Forum Moderators: open

Message Too Old, No Replies

Yahoo-VerticalCrawler appears to have ignored robots.txt

         

isitreal

2:24 pm on Apr 26, 2004 (gmt 0)

WebmasterWorld Senior Member 10+ Year Member Top Contributors Of The Month



I've been running a spider trap for a while now on a site, with robots.txt of:

User-agent: *
Disallow: /stats/stop_spider.htm

where stop_spider.htm is the spider trap page, but this morning I got this notification:

IP address: 66.77.73.32
Navigator user agent: Yahoo-VerticalCrawler-FormerWebCrawler/3.9 crawler at trd dot overture dot com;
referrer: [alltheweb.com...]

Assuming this is a real yahoo crawler and not a spoof this seem to indicate that yahoo didn't pay attention to the robots.txt file, which has been up for over a month now.

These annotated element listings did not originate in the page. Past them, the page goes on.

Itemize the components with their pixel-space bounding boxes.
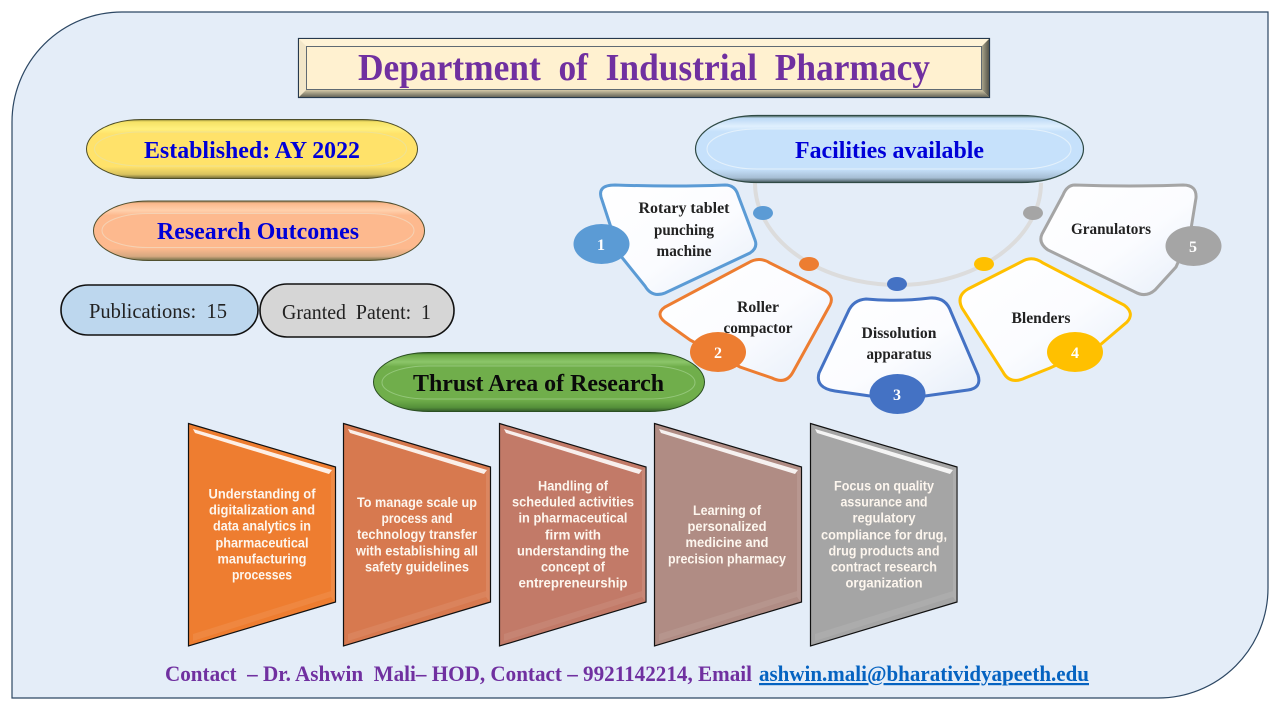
thrust card 5: contract research — [831, 560, 937, 574]
contact line — [165, 661, 1089, 686]
pill: established — [86, 120, 418, 178]
thrust card 2 — [344, 424, 490, 646]
pill: thrust area of research — [374, 352, 704, 412]
thrust card 1: data analytics in — [213, 518, 311, 534]
pill: thrust area of research: Thrust Area of Research — [413, 370, 664, 397]
thrust card 3: in pharmaceutical — [518, 510, 628, 526]
thrust card 5: assurance and — [840, 494, 928, 510]
thrust card 3: Handling of — [538, 478, 608, 494]
thrust card 1 — [188, 424, 336, 646]
thrust card 3: concept of — [541, 560, 605, 574]
thrust card 2: safety guidelines — [365, 560, 469, 574]
pill: research outcomes: Research Outcomes — [157, 219, 359, 245]
pill: established: Established: AY 2022 — [144, 138, 360, 164]
thrust card 1: Understanding of — [208, 486, 316, 502]
facility 4: blenders — [960, 257, 1130, 380]
thrust card 4 — [654, 424, 802, 646]
facility 1: rotary tablet punching machine: 1 — [597, 237, 605, 254]
thrust card 5: drug products and — [828, 544, 940, 558]
thrust card 1: digitalization and — [209, 502, 315, 518]
thrust card 3: understanding the — [517, 544, 629, 558]
facility 1: rotary tablet punching machine: Rotary tablet — [638, 200, 730, 217]
title banner — [298, 38, 990, 98]
facility 1: rotary tablet punching machine: punching — [654, 222, 714, 239]
thrust card 5: organization — [846, 576, 922, 590]
thrust card 3: scheduled activities — [512, 494, 634, 510]
pill: granted patent: Granted Patent: 1 — [282, 300, 431, 324]
facility 2: roller compactor: 2 — [714, 345, 722, 362]
pill: facilities available: Facilities available — [795, 138, 984, 164]
facility 3: dissolution apparatus: Dissolution — [862, 325, 937, 342]
facility 3: dissolution apparatus: 3 — [893, 387, 901, 404]
facility 2: roller compactor: compactor — [724, 320, 793, 337]
pill: facilities available — [696, 116, 1084, 182]
facility 4: blenders: Blenders — [1012, 310, 1070, 327]
facility 2: roller compactor — [660, 257, 831, 380]
facility 5: granulators: 5 — [1189, 239, 1197, 256]
facility 1: rotary tablet punching machine: machine — [656, 243, 712, 260]
thrust card 1: manufacturing — [218, 552, 306, 566]
thrust card 3: firm with — [545, 528, 601, 542]
thrust card 5: regulatory — [852, 510, 916, 526]
thrust card 4: Learning of — [693, 503, 761, 518]
facility 2: roller compactor: Roller — [737, 299, 779, 316]
pill: research outcomes — [94, 201, 424, 260]
facility 1: rotary tablet punching machine — [574, 185, 773, 294]
pill: publications — [61, 285, 258, 335]
facility 3: dissolution apparatus — [818, 277, 979, 414]
facility 3: dissolution apparatus: apparatus — [866, 346, 932, 363]
thrust card 2: technology transfer — [357, 527, 478, 542]
arc connector — [755, 183, 1041, 285]
thrust card 4: personalized — [688, 519, 766, 534]
facility 5: granulators — [1023, 185, 1222, 295]
thrust card 1: pharmaceutical — [216, 536, 308, 550]
thrust card 4: medicine and — [686, 535, 768, 550]
thrust card 5 — [810, 424, 957, 646]
facility 4: blenders: 4 — [1071, 345, 1079, 362]
pill: publications: Publications: 15 — [89, 299, 227, 323]
thrust card 5: compliance for drug, — [821, 528, 947, 542]
thrust card 3 — [500, 424, 646, 646]
thrust card 2: with establishing all — [355, 544, 478, 558]
thrust card 3: entrepreneurship — [518, 576, 628, 590]
thrust card 2: process and — [382, 511, 452, 526]
contact line: Contact – Dr. Ashwin Mali– HOD, Contact – 9921142214, Email — [165, 661, 752, 686]
thrust card 2: To manage scale up — [357, 495, 477, 510]
thrust card 5: Focus on quality — [834, 478, 934, 494]
thrust card 1: processes — [232, 568, 292, 582]
pill: granted patent — [260, 284, 454, 337]
facility 5: granulators: Granulators — [1071, 221, 1151, 238]
contact line: ashwin.mali@bharatividyapeeth.edu — [759, 661, 1089, 686]
thrust card 4: precision pharmacy — [668, 552, 786, 566]
title text: Department of Industrial Pharmacy — [358, 47, 930, 89]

Last week the yahoo crawler spidered the whole site without triggering the spider trap.

The only thing I can think of that might have gone wrong is that I just switched the site to apache mod_rewrite to convert to search engine friendly urls,

mysite.com/index.htm?section=main&page=5

is now mysite.com/main/page5.htm

through this htaccess:

RewriteRule ^(.*)/overview\.htm /index.htm?section=$1&page=0 [NC,L]
RewriteRule ^(.*)/page(.*)\.htm /index.htm?section=$1&page=$2 [NC,L]
RewriteRule ^(.*)/$ /index.htm?section=$1 [NC]

but this shouldn't make a difference that I see. Any ideas, or has anyone else seen this, or is this a fake yahoo spider?